Proyek Colossal Biosciences ini melibatkan pendanaan dari berbagai pihak dan menggunakan pendekatan kombinasi antara kloning dan penyuntingan gen. Tim peneliti memanfaatkan dua sampel DNA kuno direwolf – gigi berusia 13.000 tahun dan tengkorak berusia 72.000 tahun – untuk melakukan manipulasi genetik pada sel serigala abu-abu. Sel yang telah dimodifikasi kemudian diimplantasikan ke dalam sel telur serigala abu-abu yang berfungsi sebagai surrogate mother atau induk pengganti.

Hasilnya, tiga anak serigala hibrida lahir, menunjukkan kemiripan fisik dengan direwolf yang telah punah, termasuk bulu putih yang khas. Ketiga anak serigala ini, dua jantan bernama Romulus dan Remus, serta satu betina bernama Khaleesi, hidup di lahan khusus seluas 2.000 hektare yang terdaftar di Departemen Pertanian AS.

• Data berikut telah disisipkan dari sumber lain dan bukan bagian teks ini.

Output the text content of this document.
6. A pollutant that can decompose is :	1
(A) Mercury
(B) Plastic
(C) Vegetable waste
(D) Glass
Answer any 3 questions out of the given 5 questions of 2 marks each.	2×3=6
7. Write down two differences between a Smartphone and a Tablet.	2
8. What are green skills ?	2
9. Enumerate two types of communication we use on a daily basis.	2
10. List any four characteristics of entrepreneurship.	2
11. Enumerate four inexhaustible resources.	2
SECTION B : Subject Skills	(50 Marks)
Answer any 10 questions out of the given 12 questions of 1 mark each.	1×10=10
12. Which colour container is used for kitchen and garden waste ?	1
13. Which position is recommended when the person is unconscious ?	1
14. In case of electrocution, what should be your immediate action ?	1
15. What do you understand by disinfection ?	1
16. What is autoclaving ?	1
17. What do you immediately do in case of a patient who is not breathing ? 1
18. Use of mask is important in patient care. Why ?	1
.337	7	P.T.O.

Implikasi dan Tantangan di Indonesia

Profesor Arief mengakui bahwa Indonesia memiliki potensi untuk melakukan riset serupa, dengan catatan adanya komitmen dan keberlanjutan pendanaan. Ketersediaan ahli yang kompeten bukanlah masalah utama, melainkan konsistensi dukungan finansial yang seringkali menjadi kendala.

CEO Colossal Biosciences, Ben Lamm, menyatakan bahwa pencapaian ini merupakan terobosan besar dalam konservasi. Kemampuan untuk menghidupkan kembali spesies yang telah punah membuka peluang baru untuk memulihkan ekosistem yang rusak dan melestarikan keanekaragaman hayati.

Detail Proyek dan Karakteristik Direwolf

Direwolf (Aenocyon dirus) secara fisik lebih besar dari serigala abu-abu, dengan kepala yang lebih lebar, bulu yang lebih tebal, dan rahang yang lebih kuat. Meskipun anak serigala yang lahir memiliki kemiripan dengan direwolf, sebagian besar genom mereka identik dengan serigala abu-abu, menunjukkan bahwa mereka adalah hibrida yang berhasil.

Berikut adalah poin-poin penting mengenai proyek ini:

  • Tujuan: Menghidupkan kembali direwolf menggunakan bioteknologi.
  • Metode: Penyuntingan genom dan kloning dengan memanfaatkan DNA kuno.
  • Induk Pengganti: Serigala abu-abu (Canis lupus).
  • Hasil: Tiga anak serigala hibrida yang mirip dengan direwolf.
  • Lokasi: Lahan rahasia seluas 2.000 hektare di bawah pengawasan Departemen Pertanian AS.
  • Tantangan: Komitmen dan keberlanjutan pendanaan riset.

Keberhasilan proyek ini membuka jalan bagi riset lanjutan dalam de-extinction dan konservasi spesies terancam punah, serta menyoroti pentingnya investasi dalam bioteknologi dan genomik untuk masa depan keanekaragaman hayati.